Department of Bioengineering and Therapeutic Sciences, University of California, San Francisco, CA 94158, USA -Ilias.GeorgakopoulosSoares@ucsf.edu
Thursday 14th April, 2022, 5pm
‘Novel technologies for the detection of human disease’
Detection of disease, including cancer, at the earliest stage is of paramount importance for successful treatment. Even though liquid biopsies are an exciting and highly promising frontier for the detection of human disease, highly sensitive bioinformatics methods that enable early detection are still lacking. Nullomers are short DNA sequences that are absent from a genome. While the absence of these sequences could be coincidental, studies of mammalian genomes have shown that a larger number of >10 bp genetic sequences are identified as being nullomers than what would be expected by chance. In this talk, I will discuss my recent work on the characterization of nullomers in humans and thirty other species (Georgakopoulos-Soares et al. 2021) and my recent preprint on how we can use nullomers to diagnose cancer from cell-free DNA in liquid biopsy samples.

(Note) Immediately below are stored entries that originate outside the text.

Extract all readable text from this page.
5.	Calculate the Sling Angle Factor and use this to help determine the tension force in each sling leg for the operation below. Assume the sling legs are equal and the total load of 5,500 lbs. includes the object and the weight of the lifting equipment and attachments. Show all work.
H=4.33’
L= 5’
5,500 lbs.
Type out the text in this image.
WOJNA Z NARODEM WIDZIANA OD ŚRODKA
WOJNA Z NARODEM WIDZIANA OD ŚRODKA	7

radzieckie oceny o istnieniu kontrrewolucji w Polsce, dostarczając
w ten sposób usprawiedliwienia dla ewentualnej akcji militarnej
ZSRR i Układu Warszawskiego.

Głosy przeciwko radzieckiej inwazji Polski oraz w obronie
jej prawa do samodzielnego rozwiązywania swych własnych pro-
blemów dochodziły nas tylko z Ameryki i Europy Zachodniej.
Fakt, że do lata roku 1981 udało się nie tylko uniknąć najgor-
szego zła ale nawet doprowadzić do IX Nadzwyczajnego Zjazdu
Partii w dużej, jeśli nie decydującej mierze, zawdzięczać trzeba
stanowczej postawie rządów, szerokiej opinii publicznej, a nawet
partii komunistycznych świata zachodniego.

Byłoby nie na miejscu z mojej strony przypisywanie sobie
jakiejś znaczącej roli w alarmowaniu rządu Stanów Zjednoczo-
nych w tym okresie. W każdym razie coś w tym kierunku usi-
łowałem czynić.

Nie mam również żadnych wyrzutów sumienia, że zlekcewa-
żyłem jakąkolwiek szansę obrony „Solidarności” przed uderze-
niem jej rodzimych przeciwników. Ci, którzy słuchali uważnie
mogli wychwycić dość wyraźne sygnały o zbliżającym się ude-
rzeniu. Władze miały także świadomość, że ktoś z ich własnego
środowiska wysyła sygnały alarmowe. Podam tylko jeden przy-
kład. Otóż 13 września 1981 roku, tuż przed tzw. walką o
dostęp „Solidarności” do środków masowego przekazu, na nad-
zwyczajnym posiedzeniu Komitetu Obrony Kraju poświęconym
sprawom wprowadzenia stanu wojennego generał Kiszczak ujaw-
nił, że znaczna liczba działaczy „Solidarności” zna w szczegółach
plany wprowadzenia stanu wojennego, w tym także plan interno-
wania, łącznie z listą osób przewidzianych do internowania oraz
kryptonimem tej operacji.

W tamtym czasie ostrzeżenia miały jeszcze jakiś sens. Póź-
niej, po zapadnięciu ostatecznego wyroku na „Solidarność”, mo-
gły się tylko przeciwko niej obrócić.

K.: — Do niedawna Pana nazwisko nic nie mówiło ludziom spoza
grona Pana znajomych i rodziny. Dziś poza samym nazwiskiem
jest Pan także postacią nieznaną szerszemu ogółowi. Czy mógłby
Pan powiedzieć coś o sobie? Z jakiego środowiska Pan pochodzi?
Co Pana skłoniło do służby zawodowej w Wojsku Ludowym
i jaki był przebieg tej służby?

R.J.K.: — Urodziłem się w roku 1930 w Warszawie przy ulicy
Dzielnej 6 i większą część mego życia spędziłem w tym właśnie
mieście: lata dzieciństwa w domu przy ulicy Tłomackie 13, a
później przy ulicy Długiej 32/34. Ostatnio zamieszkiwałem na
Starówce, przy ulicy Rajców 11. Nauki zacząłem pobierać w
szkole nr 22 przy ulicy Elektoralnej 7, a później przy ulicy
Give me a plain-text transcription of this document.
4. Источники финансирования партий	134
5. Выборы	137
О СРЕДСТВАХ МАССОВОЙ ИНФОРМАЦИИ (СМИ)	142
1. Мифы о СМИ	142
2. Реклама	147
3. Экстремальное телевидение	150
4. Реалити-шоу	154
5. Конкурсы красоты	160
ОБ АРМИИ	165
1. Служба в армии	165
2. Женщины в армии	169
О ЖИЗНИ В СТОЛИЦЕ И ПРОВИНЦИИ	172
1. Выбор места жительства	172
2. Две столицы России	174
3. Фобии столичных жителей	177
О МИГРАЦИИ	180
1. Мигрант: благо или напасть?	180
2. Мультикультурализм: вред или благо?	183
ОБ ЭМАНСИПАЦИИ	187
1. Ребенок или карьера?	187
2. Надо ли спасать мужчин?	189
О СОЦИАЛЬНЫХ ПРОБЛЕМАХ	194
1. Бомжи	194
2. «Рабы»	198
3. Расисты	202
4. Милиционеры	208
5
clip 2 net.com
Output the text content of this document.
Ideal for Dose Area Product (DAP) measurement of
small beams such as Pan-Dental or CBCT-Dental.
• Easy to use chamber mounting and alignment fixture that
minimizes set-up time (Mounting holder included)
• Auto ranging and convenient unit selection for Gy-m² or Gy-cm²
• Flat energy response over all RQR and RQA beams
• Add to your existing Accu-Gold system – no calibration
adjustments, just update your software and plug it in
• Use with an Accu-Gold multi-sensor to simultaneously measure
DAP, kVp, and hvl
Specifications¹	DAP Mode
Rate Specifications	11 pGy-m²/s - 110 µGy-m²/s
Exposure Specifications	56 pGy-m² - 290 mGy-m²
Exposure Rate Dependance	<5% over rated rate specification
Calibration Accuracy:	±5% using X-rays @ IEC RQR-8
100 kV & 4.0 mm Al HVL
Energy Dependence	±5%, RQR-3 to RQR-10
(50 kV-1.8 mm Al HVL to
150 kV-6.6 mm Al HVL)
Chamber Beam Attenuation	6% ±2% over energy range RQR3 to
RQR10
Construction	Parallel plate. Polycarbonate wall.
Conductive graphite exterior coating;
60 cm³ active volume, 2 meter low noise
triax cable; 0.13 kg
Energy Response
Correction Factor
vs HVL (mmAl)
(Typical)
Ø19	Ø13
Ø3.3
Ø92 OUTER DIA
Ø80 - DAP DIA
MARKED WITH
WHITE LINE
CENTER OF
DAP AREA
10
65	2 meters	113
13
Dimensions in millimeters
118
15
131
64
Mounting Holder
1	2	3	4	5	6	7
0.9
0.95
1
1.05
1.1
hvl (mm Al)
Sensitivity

Dr. Ilias Georgakopoulos Soares is a bioinformatician, interested in using interdisciplinary approaches to study biological problems. His undergraduate training was in Biological Sciences at Imperial College London. His PhD work was in cancer genomics and bioinformatics and during that period he developed novel methods to model mutability across cancer genomes. While a graduate student, he taught undergraduate courses including Programming, Statistics and Mathematical Biology. Since January 2019, he has been working as a Postdoctoral Researcher at the University of California San Francisco in the Ahituv laboratory. His postdoc work has been based on computational biology, primarily working on nullomers and leveraging them to develop novel methods to detect tumor DNA from liquid biopsies, a technology that he recently patented. At the same time, he has other research projects on gene regulation, the development of new computational tools and the analysis of massively parallel reporter assay experiments. Furthermore, he has been working with experimentalists in multiple projects including developmental biology, gene regulation and cancer genomics and he is participating in the new release of the ENCODE consortium. Moving forward, his research interests are in the development of algorithms and methods to better detect human diseases including cancer.